Twitter Inc TWTR is trading up about 4 percent Friday on the heels of its first Thursday Night Football stream. Based on initial reaction, it appears Wall Street and Main Street are in agreement that Twitter's foray into live TV was a rousing success.

One of the biggest questions ahead of the game was about the stream itself. How would it look? Would it be hard to find? Would it freeze often? Turns out, none of the above. Watching the game on Twitter was arguably more convenient than turning on the TV and finding the channel. Watching on your phone or tablet, all you had to do was open the app and go to the Moments page to find it -- a three-click process.

And with the exception of a couple of hiccups, the stream quality was great. It felt like watching a regular broadcast. There are still a couple of kinks to work out (I had a little trouble starting the stream for the first time, but none on any of the restarts), but otherwise the stream was about as good as it could have been.

Related Link: Twitter Could Be Going All-In On Live Streaming

It was very easy to ignore advertisements.

This may not bode well for brands. As a consumer, I'm always looking for ways to dodge ads, and this was especially easy on Twitter. By simply putting my phone down or switching to my own timeline, not only didn't I hear the ads, I didn't see them either. When my timeline told me the game was back, I just clicked back to the game.

With TV it's easier to absorb ads by osmosis, but I had a 99 percent ad-free experience on Twitter.

Watching the stream genuinely felt like a new experience.

Streaming games on mobile isn't a new concept. Neither is following a game on Twitter. But combining the two created a whole new experience.

Discussions about the "second screen" experience have been around the block several times now, but merging the real-time discussion with the game itself may have brought us back to the single screen. Some users complained about being forced to watch the game on the same screen as Twitter's main feed instead of their own curated pages of only the people they follow, but that seems like a minor fix.

Twitter got the most important thing right.

The success of Thursday night can hardly be understated from Twitter's standpoint.
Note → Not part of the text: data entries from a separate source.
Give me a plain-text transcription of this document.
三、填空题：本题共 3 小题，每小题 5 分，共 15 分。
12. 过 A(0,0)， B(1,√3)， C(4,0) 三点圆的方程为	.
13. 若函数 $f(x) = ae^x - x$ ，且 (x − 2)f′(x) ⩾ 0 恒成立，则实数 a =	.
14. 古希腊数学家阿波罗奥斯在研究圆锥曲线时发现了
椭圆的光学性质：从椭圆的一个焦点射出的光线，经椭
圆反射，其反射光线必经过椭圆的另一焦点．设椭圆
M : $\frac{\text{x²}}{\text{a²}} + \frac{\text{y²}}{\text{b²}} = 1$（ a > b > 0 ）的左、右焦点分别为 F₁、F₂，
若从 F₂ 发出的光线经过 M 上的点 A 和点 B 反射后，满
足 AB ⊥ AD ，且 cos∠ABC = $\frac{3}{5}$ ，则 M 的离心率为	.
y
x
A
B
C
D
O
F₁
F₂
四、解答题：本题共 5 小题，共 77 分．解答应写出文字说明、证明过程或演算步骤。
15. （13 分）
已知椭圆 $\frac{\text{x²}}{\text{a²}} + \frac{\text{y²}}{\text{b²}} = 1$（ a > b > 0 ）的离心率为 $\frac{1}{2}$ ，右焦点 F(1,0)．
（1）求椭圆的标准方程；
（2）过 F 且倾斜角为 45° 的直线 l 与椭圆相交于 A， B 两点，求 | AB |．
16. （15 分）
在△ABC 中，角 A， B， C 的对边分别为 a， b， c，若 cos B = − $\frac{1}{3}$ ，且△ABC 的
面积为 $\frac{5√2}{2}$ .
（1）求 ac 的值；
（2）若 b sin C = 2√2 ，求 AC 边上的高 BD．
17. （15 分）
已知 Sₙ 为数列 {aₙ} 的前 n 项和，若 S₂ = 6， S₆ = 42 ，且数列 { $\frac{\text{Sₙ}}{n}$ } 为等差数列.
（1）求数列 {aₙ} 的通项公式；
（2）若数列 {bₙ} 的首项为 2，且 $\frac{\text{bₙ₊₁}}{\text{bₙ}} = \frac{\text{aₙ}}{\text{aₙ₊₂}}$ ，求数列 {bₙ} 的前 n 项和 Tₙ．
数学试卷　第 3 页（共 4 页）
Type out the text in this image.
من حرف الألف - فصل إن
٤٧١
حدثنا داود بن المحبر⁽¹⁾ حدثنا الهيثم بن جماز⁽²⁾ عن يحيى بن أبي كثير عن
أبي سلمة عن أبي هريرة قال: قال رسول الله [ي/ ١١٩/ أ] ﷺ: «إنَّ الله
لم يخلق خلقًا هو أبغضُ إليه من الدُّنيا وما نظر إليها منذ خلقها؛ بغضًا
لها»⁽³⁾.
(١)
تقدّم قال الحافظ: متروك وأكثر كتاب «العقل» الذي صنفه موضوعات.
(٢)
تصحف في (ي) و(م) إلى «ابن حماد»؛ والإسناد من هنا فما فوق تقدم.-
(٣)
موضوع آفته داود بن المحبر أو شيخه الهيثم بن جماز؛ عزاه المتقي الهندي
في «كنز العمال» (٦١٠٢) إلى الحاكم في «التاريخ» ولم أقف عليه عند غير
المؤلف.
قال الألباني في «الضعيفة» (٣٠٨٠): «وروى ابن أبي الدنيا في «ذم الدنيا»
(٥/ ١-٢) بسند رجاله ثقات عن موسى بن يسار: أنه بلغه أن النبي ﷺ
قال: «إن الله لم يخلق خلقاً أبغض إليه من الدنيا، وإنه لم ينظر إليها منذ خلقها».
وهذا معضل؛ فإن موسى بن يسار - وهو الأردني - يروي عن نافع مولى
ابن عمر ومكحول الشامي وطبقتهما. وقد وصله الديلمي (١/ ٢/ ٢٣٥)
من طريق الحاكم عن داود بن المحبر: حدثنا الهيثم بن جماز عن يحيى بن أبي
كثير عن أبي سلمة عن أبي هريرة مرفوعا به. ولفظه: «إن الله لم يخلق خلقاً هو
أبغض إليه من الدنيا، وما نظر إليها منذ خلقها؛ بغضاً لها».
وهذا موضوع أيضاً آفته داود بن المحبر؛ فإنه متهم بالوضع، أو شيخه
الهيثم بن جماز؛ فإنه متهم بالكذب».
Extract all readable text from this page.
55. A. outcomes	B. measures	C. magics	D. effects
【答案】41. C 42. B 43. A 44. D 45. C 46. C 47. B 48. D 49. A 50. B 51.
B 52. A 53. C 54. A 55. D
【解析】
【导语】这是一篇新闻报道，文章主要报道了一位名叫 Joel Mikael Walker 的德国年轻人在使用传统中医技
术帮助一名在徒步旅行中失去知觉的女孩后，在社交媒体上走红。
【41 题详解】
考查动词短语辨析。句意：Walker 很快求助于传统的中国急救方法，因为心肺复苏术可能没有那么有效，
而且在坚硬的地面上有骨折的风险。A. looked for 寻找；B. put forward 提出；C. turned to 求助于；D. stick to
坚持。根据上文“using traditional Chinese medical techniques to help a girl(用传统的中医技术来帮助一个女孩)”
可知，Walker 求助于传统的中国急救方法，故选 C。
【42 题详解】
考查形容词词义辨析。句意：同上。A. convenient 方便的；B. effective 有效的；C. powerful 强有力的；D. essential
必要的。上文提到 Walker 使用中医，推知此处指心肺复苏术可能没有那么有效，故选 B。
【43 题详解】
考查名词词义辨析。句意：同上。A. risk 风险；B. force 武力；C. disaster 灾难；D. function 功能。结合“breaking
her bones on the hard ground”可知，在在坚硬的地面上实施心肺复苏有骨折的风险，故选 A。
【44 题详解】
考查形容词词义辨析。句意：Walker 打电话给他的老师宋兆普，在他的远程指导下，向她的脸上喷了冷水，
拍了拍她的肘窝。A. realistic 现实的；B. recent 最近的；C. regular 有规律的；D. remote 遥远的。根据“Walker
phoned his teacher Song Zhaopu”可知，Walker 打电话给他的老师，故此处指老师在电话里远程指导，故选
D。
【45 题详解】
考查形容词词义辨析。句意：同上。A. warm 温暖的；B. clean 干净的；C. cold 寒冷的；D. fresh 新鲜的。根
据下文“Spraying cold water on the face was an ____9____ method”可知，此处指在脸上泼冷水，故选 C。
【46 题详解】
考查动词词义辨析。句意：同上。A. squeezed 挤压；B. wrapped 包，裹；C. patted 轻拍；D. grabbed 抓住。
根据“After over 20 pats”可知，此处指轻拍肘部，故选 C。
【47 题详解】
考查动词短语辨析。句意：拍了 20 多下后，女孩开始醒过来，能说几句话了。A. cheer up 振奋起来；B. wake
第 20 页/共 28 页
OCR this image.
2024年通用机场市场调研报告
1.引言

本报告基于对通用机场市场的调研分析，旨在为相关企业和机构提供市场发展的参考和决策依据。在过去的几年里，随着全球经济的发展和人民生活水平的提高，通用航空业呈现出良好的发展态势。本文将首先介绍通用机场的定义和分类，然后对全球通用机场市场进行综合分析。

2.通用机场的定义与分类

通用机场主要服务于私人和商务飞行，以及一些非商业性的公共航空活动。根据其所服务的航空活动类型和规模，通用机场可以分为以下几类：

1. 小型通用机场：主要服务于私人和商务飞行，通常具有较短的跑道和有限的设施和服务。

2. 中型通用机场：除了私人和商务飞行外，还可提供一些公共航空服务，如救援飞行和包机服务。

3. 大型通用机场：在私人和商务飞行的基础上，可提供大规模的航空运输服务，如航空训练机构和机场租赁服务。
While its struggles on Wall Street have been well-documented, the fact that users seem genuinely excited about the resulting product, not to mention that Twitter got the games at a huge discount, could be just the shot in the arm it needed.

Other media properties are already jumping on the bandwagon, with Time Inc TIME's Sports Illustrated announcing on Thursday that Twitter's stream will also be available on a variety of their sites.

Now we just need to wait for viewership stats.